Clubhouse burst onto the scene and immediately felt different. No scrolling. No filters. No perfectly curated grid. Just voices — real, unscripted, human voices — gathered in digital rooms to talk about things that matter.
That’s a space the Church should be in.
If you haven’t explored it yet, here’s the quick version: Clubhouse is an audio-only social platform built around live “rooms” where people gather to listen, discuss, and ask questions. Think of it as a podcast that talks back. Moderators control the mic, invite speakers to the stage, and shape the conversation in real time. It launched exclusively on iPhone, with Android access rolling out over time.
And yes, platforms like Twitter Spaces and Facebook’s audio features are chasing the same idea. But right now, Clubhouse still has an early-adopter energy that churches should capitalize on before the crowd gets loud.
Here are four ways your church can use it.
1. Host a Weekly Bible Discussion Room
Sunday sermons are monologue. Clubhouse is dialogue.
Open a weekly room where your pastor or a ministry leader unpacks a passage of Scripture — then opens the floor. Listeners raise their hand (literally, there’s a button), get pulled to the stage, and respond. Questions, testimonies, pushback, breakthrough moments. All of it.
This format works especially well for your mid-week crowd. People who can’t make a Wednesday night service can drop into a Clubhouse room during their lunch break or evening commute. Keep it to 45 minutes. Keep a moderator managing the queue. Let the Spirit move.

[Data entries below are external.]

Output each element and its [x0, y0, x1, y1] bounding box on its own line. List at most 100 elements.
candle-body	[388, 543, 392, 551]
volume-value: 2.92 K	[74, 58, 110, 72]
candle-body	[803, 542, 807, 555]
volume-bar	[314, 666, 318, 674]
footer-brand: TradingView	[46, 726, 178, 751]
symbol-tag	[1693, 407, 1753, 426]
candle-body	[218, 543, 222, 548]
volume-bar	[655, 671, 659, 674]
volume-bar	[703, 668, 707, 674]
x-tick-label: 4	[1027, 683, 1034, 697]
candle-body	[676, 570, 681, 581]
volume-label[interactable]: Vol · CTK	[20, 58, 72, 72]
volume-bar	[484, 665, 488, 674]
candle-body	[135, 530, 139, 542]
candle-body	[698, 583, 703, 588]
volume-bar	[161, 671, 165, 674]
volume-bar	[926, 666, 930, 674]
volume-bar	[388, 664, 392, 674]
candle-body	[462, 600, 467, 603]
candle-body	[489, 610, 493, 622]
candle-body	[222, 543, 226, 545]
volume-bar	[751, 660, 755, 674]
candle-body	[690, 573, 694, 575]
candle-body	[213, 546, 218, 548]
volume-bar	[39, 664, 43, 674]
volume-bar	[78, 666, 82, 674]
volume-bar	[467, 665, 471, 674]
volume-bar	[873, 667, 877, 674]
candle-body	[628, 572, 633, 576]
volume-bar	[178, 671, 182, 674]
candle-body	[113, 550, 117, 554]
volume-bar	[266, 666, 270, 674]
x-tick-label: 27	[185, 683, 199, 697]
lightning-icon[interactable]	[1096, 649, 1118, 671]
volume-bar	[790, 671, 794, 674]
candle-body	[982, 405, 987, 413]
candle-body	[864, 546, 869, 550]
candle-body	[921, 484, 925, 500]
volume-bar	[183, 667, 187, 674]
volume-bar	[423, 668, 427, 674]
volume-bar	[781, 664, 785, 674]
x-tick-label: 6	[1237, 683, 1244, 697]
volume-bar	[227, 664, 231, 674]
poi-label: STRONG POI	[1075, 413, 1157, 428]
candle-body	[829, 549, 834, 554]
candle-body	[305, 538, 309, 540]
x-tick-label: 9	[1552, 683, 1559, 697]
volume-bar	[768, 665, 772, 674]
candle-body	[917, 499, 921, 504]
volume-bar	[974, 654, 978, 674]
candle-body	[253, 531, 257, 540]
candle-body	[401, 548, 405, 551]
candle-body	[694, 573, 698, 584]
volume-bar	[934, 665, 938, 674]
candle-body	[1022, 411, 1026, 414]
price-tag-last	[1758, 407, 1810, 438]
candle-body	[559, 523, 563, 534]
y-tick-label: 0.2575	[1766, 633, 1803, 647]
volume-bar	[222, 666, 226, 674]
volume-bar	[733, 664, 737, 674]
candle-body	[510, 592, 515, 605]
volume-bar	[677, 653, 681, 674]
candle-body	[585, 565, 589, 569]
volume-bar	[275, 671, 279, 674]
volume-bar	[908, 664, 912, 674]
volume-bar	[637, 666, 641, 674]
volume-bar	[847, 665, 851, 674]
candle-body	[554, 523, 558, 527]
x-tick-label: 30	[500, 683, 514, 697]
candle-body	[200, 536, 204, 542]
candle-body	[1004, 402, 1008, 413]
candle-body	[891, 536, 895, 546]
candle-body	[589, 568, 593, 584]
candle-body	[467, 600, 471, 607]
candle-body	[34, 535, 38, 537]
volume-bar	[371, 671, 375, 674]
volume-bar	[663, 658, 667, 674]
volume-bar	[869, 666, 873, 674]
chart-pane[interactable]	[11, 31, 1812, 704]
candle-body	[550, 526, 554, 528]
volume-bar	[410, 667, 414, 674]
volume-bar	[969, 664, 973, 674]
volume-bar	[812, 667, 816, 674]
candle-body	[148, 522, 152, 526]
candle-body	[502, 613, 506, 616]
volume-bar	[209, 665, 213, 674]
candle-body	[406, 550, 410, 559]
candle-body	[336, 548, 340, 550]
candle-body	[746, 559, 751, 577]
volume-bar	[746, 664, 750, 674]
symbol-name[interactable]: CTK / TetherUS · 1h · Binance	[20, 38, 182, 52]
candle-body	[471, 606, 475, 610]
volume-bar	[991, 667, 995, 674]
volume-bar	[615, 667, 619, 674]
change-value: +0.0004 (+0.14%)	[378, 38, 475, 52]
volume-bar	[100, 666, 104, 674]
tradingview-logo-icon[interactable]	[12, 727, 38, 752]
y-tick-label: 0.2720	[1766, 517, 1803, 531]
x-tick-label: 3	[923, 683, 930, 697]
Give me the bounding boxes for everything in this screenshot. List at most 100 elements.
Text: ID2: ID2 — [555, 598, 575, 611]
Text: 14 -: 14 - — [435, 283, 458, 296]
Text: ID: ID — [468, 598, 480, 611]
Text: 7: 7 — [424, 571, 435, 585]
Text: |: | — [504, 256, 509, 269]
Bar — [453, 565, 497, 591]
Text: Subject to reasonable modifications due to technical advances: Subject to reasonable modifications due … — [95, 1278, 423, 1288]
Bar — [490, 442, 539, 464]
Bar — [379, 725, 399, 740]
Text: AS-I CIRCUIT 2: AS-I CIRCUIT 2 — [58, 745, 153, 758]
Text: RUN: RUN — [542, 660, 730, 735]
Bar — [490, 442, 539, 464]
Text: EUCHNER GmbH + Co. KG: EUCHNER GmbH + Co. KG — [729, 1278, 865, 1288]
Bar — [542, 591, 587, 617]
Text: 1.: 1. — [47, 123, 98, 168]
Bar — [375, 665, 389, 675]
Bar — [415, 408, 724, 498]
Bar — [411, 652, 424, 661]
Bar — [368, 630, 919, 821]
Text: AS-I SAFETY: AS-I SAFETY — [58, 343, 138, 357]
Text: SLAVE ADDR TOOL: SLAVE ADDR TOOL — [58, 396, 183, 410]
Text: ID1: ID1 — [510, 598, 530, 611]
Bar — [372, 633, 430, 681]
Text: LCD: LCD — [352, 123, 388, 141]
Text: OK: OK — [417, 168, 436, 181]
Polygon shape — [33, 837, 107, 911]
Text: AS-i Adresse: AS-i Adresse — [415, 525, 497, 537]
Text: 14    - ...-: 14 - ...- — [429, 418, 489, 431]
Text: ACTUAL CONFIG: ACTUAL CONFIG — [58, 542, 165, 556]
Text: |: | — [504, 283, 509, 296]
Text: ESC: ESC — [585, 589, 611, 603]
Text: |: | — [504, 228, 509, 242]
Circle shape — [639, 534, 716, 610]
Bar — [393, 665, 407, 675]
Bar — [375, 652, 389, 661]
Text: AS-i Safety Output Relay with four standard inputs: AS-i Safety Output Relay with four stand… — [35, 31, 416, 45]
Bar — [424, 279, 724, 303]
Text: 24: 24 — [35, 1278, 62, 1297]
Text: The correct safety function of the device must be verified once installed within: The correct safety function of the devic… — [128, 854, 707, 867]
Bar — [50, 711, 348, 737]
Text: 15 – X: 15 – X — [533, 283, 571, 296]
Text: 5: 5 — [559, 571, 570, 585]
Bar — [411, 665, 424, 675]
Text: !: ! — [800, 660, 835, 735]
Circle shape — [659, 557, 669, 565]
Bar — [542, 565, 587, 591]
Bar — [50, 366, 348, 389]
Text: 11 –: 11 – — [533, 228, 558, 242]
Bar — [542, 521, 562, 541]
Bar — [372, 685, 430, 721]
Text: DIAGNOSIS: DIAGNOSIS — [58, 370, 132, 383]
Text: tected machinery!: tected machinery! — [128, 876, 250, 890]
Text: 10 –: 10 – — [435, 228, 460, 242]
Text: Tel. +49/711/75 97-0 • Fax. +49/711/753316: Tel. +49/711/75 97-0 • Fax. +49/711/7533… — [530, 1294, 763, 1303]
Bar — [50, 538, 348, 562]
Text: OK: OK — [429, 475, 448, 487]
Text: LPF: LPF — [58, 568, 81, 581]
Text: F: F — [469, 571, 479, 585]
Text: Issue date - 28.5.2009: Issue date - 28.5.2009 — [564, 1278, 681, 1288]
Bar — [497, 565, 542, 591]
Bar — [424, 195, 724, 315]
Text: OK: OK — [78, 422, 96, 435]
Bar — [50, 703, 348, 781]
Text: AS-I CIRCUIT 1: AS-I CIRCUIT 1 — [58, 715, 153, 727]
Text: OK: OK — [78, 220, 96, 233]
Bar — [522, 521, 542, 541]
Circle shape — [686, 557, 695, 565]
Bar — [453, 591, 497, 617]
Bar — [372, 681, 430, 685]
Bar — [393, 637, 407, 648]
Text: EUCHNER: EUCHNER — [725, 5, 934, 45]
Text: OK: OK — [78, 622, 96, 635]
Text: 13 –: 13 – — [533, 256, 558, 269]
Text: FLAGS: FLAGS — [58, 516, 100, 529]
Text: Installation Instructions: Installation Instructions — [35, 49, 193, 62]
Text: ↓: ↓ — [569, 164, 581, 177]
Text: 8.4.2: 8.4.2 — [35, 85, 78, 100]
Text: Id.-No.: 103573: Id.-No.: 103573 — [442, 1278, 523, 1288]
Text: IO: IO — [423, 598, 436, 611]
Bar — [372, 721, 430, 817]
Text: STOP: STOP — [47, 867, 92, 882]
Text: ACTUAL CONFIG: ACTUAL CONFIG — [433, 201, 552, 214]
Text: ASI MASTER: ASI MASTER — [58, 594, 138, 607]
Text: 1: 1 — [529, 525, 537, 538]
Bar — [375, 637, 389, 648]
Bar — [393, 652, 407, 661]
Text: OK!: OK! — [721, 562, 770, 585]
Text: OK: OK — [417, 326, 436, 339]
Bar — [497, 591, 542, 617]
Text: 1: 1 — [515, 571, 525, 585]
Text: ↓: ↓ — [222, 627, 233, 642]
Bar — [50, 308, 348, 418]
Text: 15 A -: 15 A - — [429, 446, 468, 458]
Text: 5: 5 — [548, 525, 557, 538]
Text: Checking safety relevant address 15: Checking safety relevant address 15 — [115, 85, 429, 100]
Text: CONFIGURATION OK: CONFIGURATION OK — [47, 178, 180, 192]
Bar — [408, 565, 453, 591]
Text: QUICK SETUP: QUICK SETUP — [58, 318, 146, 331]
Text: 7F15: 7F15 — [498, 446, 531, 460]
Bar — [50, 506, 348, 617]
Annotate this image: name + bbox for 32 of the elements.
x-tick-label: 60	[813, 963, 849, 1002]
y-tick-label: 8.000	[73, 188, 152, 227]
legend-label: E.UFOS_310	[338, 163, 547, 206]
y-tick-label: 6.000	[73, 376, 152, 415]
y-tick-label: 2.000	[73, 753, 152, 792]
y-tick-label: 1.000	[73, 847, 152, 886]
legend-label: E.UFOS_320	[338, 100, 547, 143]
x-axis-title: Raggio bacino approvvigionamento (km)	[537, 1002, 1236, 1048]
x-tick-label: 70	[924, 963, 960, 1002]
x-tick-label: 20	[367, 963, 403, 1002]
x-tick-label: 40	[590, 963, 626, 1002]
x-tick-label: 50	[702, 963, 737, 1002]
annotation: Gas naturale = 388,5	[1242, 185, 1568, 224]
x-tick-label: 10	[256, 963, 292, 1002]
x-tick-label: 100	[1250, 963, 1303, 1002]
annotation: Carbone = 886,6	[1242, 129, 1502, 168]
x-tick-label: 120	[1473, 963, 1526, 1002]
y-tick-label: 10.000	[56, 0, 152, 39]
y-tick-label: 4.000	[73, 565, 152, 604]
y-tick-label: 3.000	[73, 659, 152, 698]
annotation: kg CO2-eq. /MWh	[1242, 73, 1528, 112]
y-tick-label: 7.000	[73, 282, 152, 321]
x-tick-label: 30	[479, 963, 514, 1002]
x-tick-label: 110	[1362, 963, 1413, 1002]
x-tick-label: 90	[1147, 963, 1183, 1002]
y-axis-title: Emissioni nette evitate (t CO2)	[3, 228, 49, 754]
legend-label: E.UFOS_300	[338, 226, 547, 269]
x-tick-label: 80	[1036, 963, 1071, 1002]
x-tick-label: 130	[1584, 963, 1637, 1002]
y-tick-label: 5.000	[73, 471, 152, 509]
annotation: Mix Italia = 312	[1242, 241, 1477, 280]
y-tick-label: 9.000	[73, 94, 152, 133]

2. Run a Q&A Room for Seekers
Here’s the evangelism opportunity hiding in plain sight.
Create a room called something like “Honest Questions About Christianity — No Judgment.” Promote it on your other social platforms. Let skeptics, seekers, and the spiritually curious ask whatever they want. Staff it with a pastor and a couple of articulate laypeople who can engage thoughtfully.
This is apologetics without a stage. It’s the kind of raw, unpolished conversation that actually moves people. Acts 17 vibes — Paul in the marketplace, engaging the culture where it already is.
The early-adopter crowd on Clubhouse tends to be curious, educated, and willing to engage on big ideas. That’s your mission field. Show up for it.
3. Create a Leadership or Ministry Training Room
Clubhouse isn’t just for outreach. It’s for equipping.
Host a monthly room specifically for your staff, small group leaders, volunteers, or anyone in a ministry role. Bring in a guest — a church planter, a discipleship author, a missionary — and let them teach and take questions live. No scheduling a Zoom, no recording to edit, no event to coordinate.
Think of it as a masterclass that your leaders can join from anywhere. This is especially powerful for multi-site churches or networks where leaders are spread across geography. Centralize the training. Decentralize the ministry.
4. Build a Community Room Around a Niche Ministry
Your church already runs ministries for specific groups — men, women, parents, young adults, people in recovery. Clubhouse lets you extend those communities beyond your zip code.
Start a regular room for your men’s ministry. Or a room for Christian parents navigating screen time and culture. Or a recovery support room where people can speak honestly about struggle in a moderated, safe space. The audio-only format actually lowers the barrier for vulnerable conversation. Nobody’s on camera. Nobody’s performing.
These niche rooms also function as organic discovery tools. When someone in another city searches Clubhouse for “Christian parenting” or “faith and recovery,” your room shows up. That’s reach you didn’t have to pay for.
The Case for Jumping In Now
There’s a principle that plays out on every new platform: early adopters win. The churches that showed up on Instagram in 2012, YouTube in 2008, and podcasting in 2010 built audiences that are still compounding today.
Yes, Facebook and others are building competitors. Yes, the hype cycle will cool. But the people who are on Clubhouse right now are the early adopters — exactly the kind of curious, connected people your church wants to be reaching and equipping.
You don’t need a big budget. You don’t need a production team. You need a moderator, a topic, and a willingness to show up and talk.
The Church has always been a people of the Word. Clubhouse is just audio. We’ve been doing audio for two thousand years.
Ready to start? Download Clubhouse, set up your church’s profile, and schedule your first room this week. Even if only five people show up — those five people matter. Start there, learn the format, and build from it. Don’t wait until it’s perfect. The room is open. Step to the mic.